Across the virtual world, people are sharing their experiences with Speak to give support to Halse Anderson and to speak out against censorship. I am joining them, because I think Speak is such an important book. Many people can share how this book touched them personally, allowed them to find their own voice and speak out about the problems in their lives that, before reading Speak, had remained buried. That is the power of the written word.
But one does not need to have shared the experiences of the main character in Speak to have a powerful reaction to the book. I used this book the last two years that I taught 8th grade, at the end of the school year when the students' excitement and trepidation for entering high school was beginning to grow. I framed the unit around essential questions of decision-making and consequences. Students examined the multitude of relationships present in the book to see that the problems experienced by the main character were compounded by the decisions, inaction, and apathy of others around her. More than any other book I used in the classroom, students connected to this book. It made them evaluate their own relationships with friends, parents, peers, and teachers. As a teacher, it made me look more closely at every student.
Two instances illustrate the fact that this book truly touches readers.
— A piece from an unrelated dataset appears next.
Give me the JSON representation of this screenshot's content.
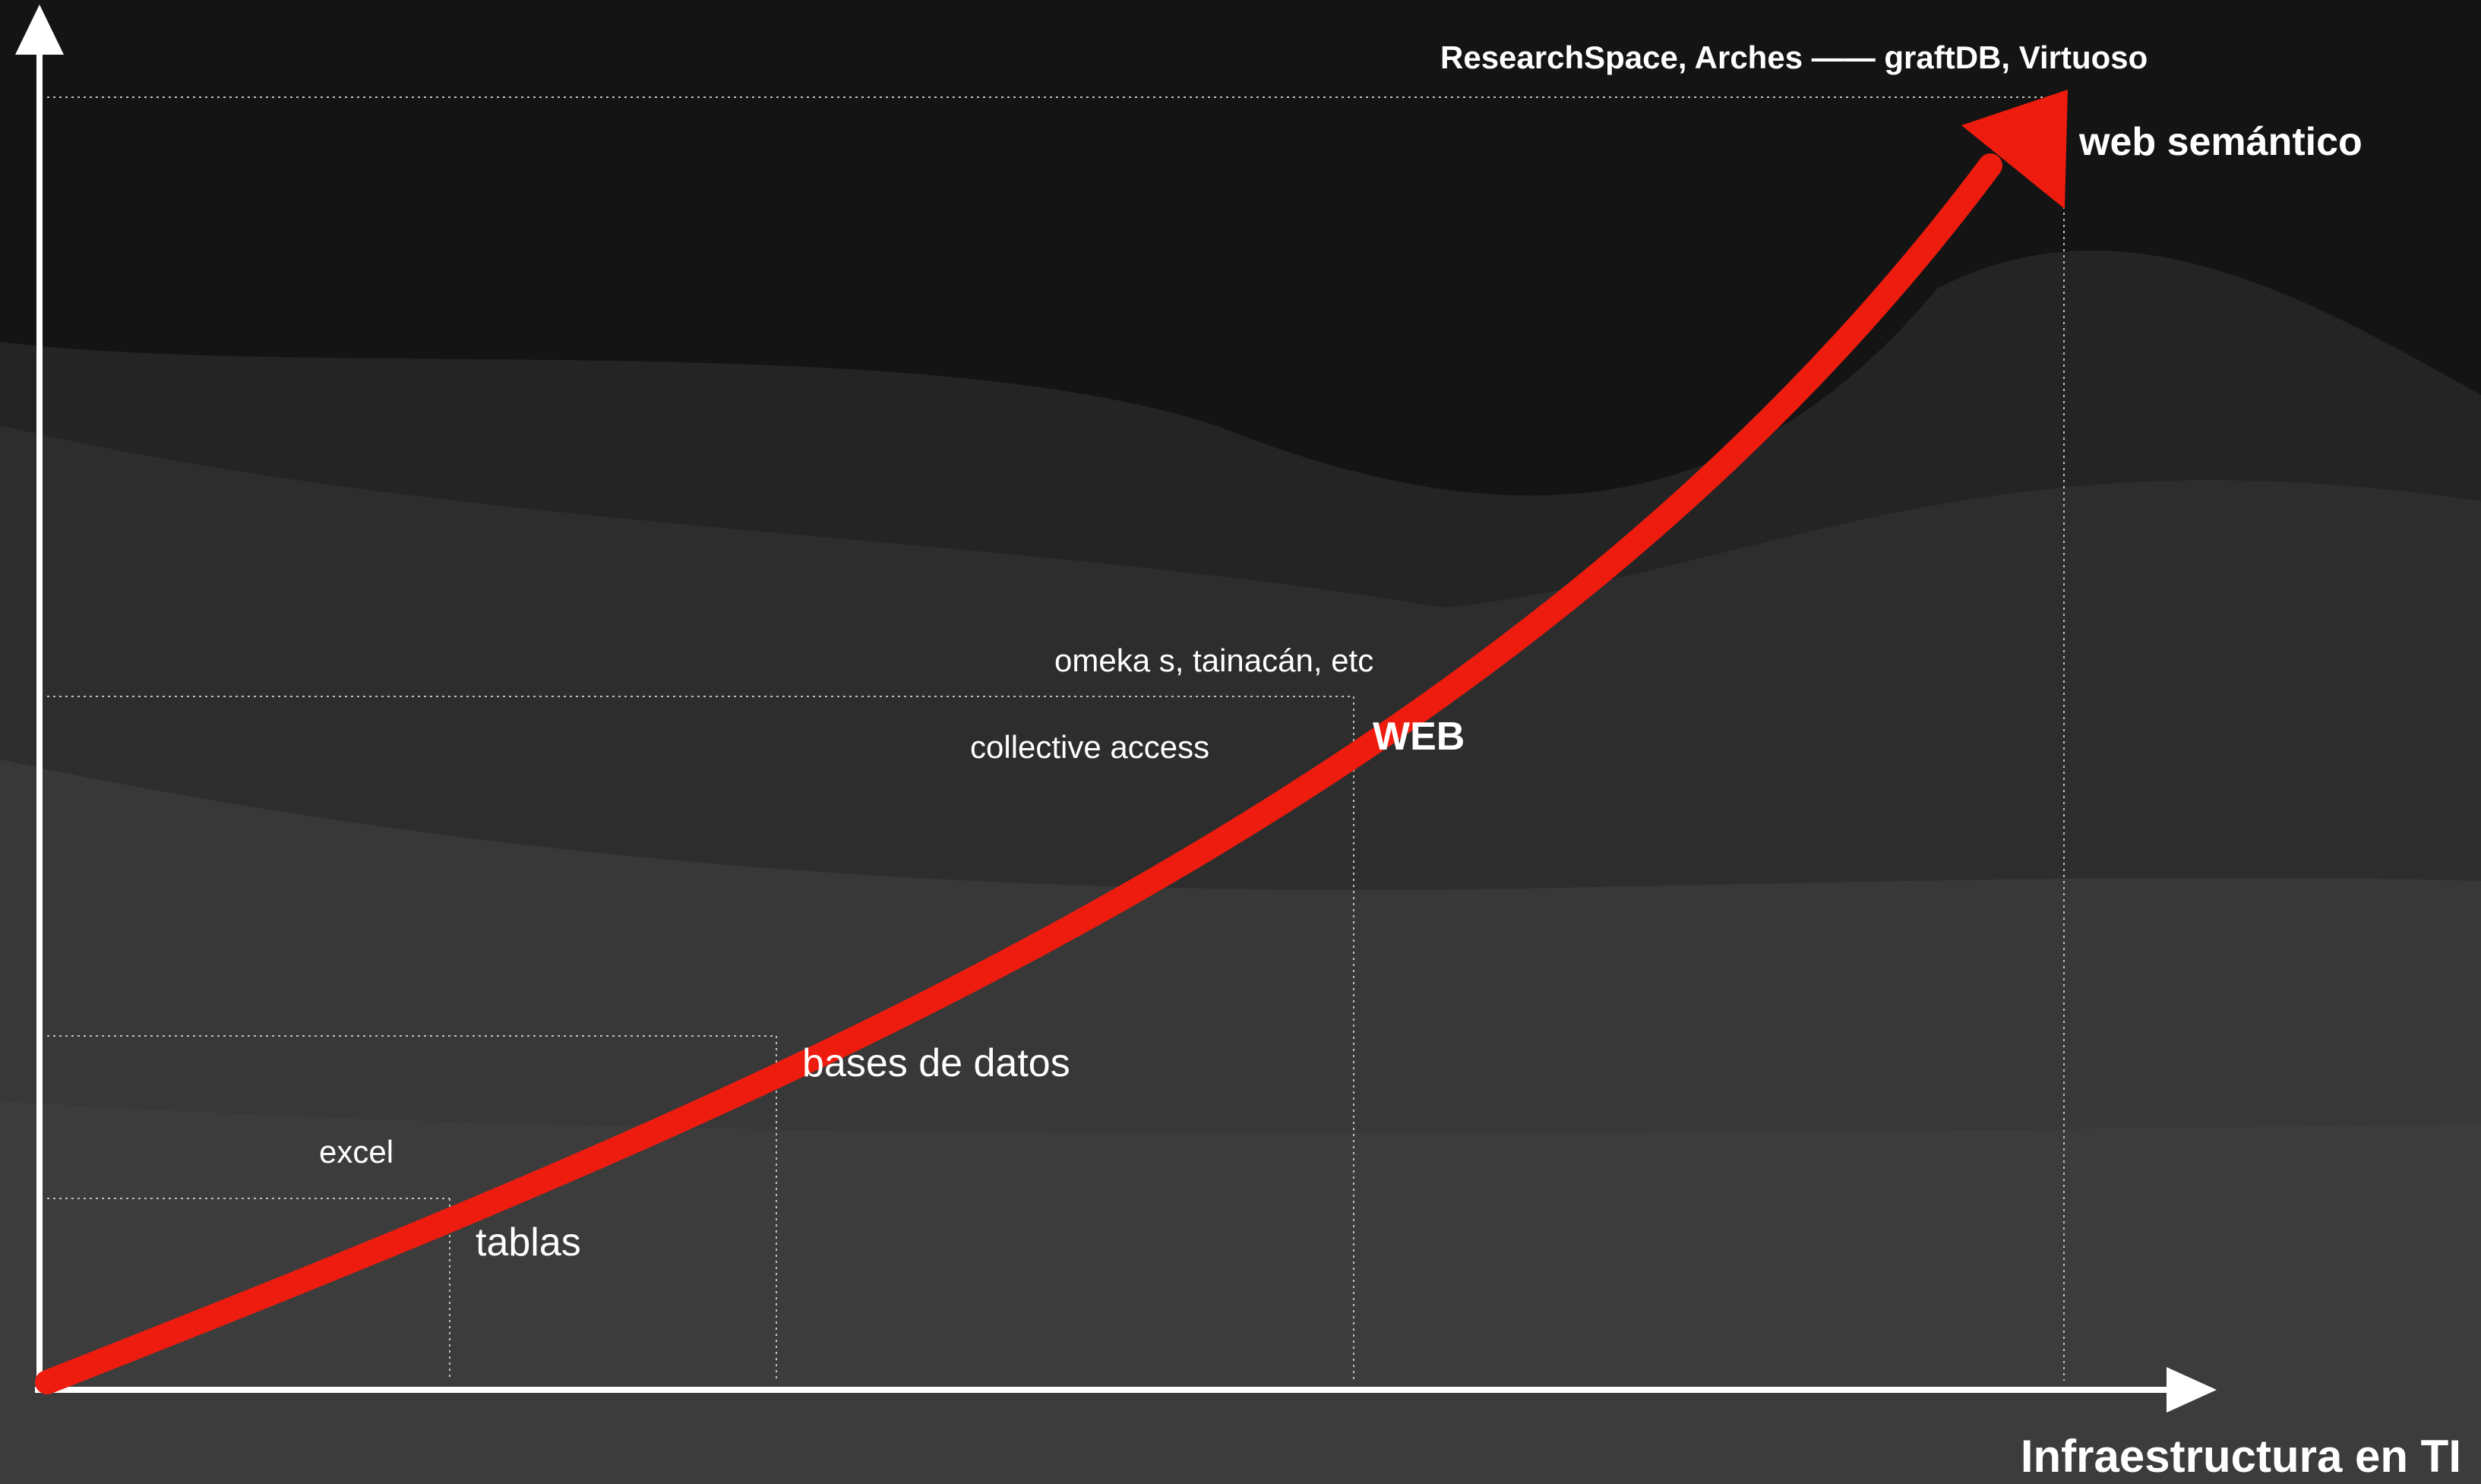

Because I used it at the end of the year, I had students working on their final projects right up until and including ON the last day of school. They did not complain, they worked with great zeal and put forth such effort to create a collage that would capture the theme of the book:
or to write a "letter in a bottle," in a theme-decorated bottle, to tell someone else why they should read the book:
or to create their own piece of art:
Their work showed their depth of thinking and understanding.
The second instance occurred a year or two later. Speak was made into a movie after I used it in the classroom. After it was broadcast, I couldn't even count how many students made a special trip back to the middle school to leave notes in my mailbox. They wanted to make sure I had seen it. Some of them wanted to thank me for "making" them read it, and many of them wanted to tell me that the movie could in no way, shape, or form, compete with the book. Laurie Halse Anderson's writing showed them that a good book can outshine a movie like a thousand suns. She has created many readers with her book.
I ran into my own problems with censorship and Speak. I had a mother who requested her daughter not read it. I had no problem with that (other than the fact that I personally felt she was robbing her daughter of a valuable reading experience...even if she believed it couldn't happen to her child, who's to say it couldn't happen to her daughter's best friend?) But parents have a right to decide if there is something they do not want their child to read. What they should not have the right to do is to attempt to enforce that censorship on other students. This mother tried, taking her complaints to the principal.
Thankfully, he had faith in my abilities to take a tough topic and to make it relevant and appropriate for my students. Many administrators don't have the backbone to stand up to vocal parents. I am proud of the fact that my administrator and the students I taught using this novel have the tools they need to Speak Loudly.